YES, we have to be
eager to go through the Holy Week, not
because it is fun time with the family and friends in the
beach and
other resorts, but because it is the holiest of weeks.
It is THE week,
the mother of all weeks, the most
important week in the liturgical year, when we end the long
penitential preparation of Lent and celebrate nothing less
than the
climax of Christ’s redemptive work with his passion, death
and
resurrection.
When we say
“celebrate,” we are referring to a liturgical
celebration where the events celebrated are not simply remembered,
but
are actually made present. This is the essence of liturgy.
In the liturgy we
become contemporaries of Christ and
direct witnesses of the events. That’s how the reality
portrayed by
our faith is. It is a reality that, of course, goes far
beyond what
our senses can capture and what our intelligence can grasp.
That is
why we have to work out our faith. Otherwise, we would be
hanging in
the air.
It’s important
that we don’t lose our spiritual bearing as
we go through the Holy Week. Now we have to make some
special effort
to achieve this ideal, since the environment today is so
paganised
that many people prefer to be in the beaches than in
churches during
Holy Week.
If we go by our
faith, it’s the week when we practice the
most rigorous of our spirit of penance and sacrifice to
match with the
very passion and death of Christ on the Cross. That’s simply
because
we are meant to unite our whole life with the
offering-sacrifice of
Christ’s life to his Father. That way, we would enjoy the
consequence
of Christ’s redemptive work.
We have to
remember that we can only resurrect with Christ
if we also suffer and die with him. St. Paul describes it
this way in
his Letter to the Romans: “If we have been planted together
in the
likeness of his death, we shall be also in the likeness of
his
resurrection.” (6,5)
The darkest and
the brightest moments of our life are
acted out in the Holy Week.

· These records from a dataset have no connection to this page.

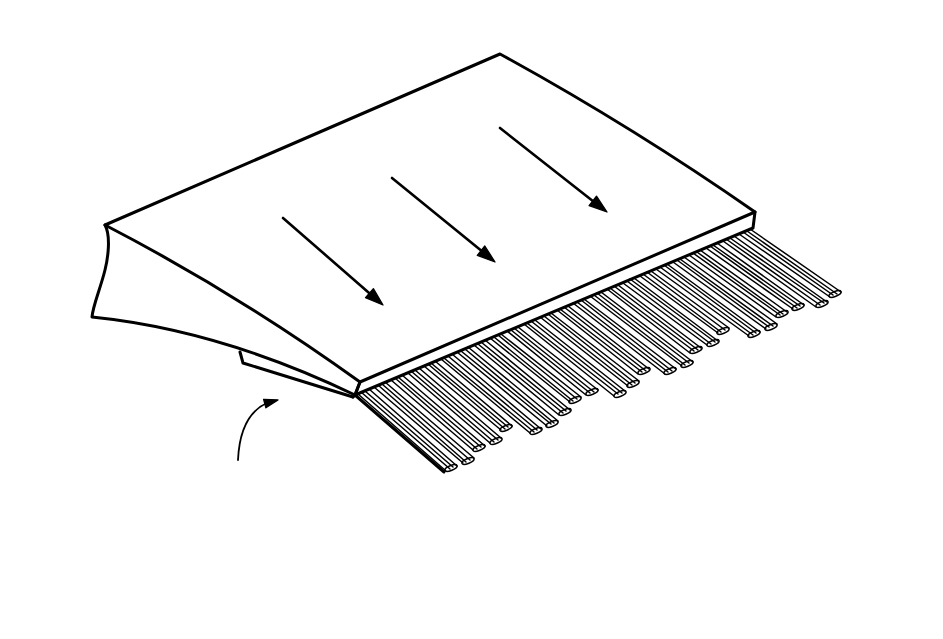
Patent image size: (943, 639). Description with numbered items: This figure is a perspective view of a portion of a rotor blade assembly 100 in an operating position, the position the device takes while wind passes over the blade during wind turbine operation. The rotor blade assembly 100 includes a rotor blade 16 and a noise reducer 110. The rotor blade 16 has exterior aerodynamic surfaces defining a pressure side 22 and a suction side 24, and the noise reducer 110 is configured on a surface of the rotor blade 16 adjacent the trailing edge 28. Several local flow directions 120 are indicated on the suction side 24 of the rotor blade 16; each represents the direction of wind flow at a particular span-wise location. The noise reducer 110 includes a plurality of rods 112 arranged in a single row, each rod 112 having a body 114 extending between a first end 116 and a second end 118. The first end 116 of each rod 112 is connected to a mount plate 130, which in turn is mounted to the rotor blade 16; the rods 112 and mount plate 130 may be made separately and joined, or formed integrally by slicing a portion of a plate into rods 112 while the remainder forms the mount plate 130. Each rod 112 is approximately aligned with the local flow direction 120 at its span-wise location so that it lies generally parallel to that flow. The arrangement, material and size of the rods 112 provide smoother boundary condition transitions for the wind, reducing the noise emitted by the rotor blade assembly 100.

The rotor blade assembly 100 is at (223, 90).
The rotor blade 16 is at (148, 190).
The suction side 24 is at (425, 118).
The pressure side 22 is at (135, 325).
The local flow direction 120 is at (350, 232).
The trailing edge 28 is at (753, 228).
The mount plate 130 is at (243, 363).
The noise reducer 110 is at (245, 450).
The first end 116 is at (333, 400).
The rod 112 is at (382, 422).
The second end 118 is at (445, 474).
The body 114 is at (423, 460).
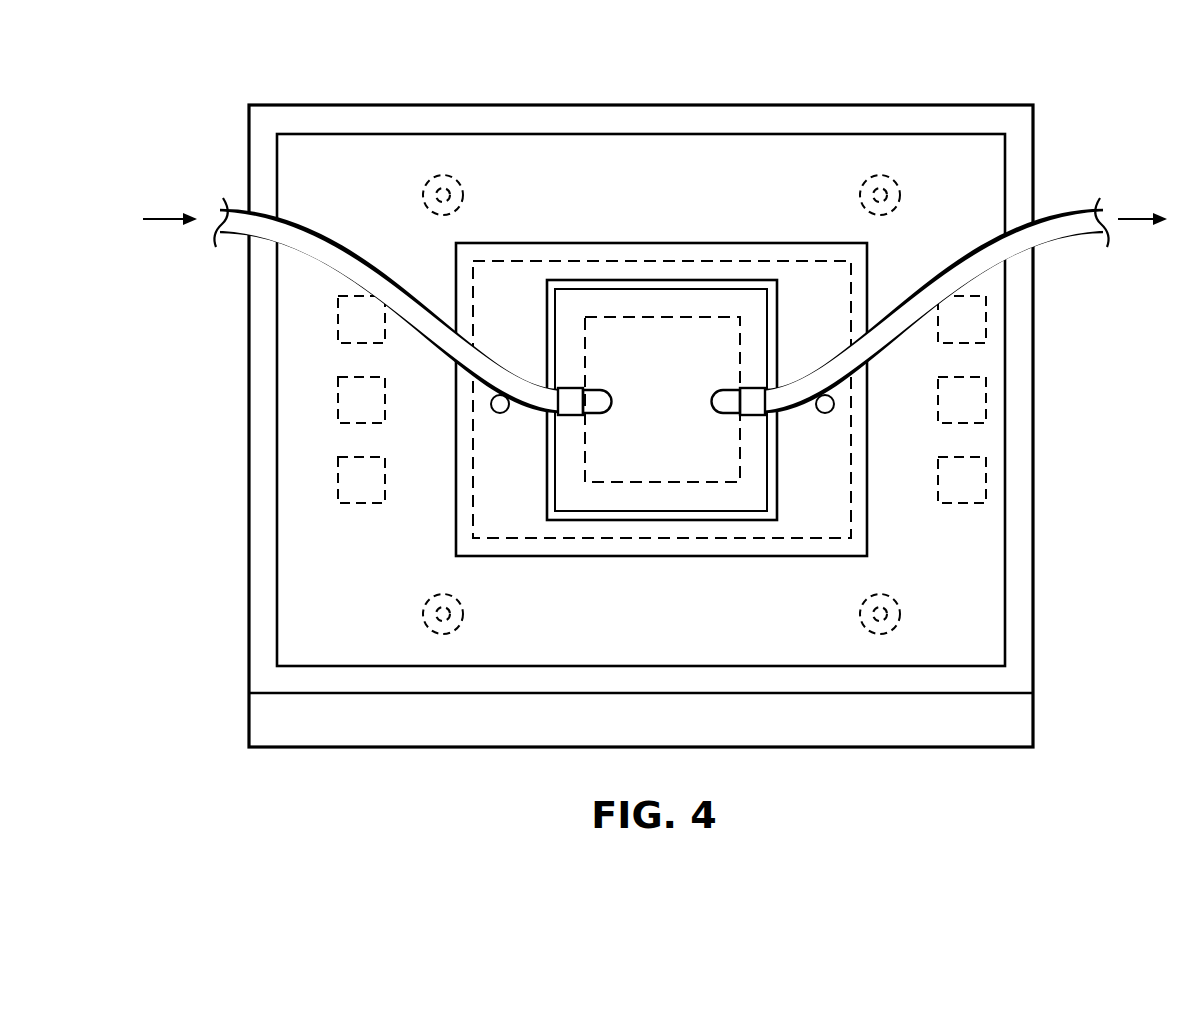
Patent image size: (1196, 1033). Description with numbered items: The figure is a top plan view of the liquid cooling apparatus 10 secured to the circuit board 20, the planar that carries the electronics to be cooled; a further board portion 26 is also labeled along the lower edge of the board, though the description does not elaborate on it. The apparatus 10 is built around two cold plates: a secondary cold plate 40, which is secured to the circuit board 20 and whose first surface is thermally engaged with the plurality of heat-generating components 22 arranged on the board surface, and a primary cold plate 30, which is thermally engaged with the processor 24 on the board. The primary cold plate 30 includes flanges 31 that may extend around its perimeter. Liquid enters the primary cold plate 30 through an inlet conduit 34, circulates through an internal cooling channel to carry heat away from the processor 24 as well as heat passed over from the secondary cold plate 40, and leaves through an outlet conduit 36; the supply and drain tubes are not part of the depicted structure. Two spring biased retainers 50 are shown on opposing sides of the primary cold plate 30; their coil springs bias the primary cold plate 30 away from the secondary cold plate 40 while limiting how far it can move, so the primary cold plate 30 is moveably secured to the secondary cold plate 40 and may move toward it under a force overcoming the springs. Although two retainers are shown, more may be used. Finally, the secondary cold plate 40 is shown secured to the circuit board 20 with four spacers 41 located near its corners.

The ugliest of our malice and
the fairest
of the love of God which is offered to us to live out is
dramatized
and sacramentally presented to us in Holy Week.
We need to
meditate on the Passion of Christ to get a
glimpse of the victory of the resurrection that awaits us.
We should
train our mind and heart to capture this wonderful reality,
presented
to us by our Christian faith, and to react accordingly, that
is, to
enter into the very dynamics of authentic loving.
In the Passion,
Death and Resurrection of Christ, we see
in action those very consoling words of Christ: “Greater
love than
this no man has, that a man lays down his life for his
friends.” (Jn
15,13)
What actually
takes place there is Christ, being sinless,
assuming all our sins and dying to them so that we may have
a way to
resurrect from them through his own Resurrection. This
is the
ultimate of love!
This much the Letter
to the Hebrews affirms: “Christ
offers himself only once to take the faults of many on
himself, and
when he appears a second time, it will not be to deal with
sin but to
reward with salvation those who are waiting for him.” (9,28)
This is what
supreme love is all about. It is not
contented with wishing others well or sharing things with
others. It
will go to the extent of suffering for the others, making as
one’s own
the burdens of the others, even if the others would not correspond.
It
is a love that is fully given and completely gratuitous!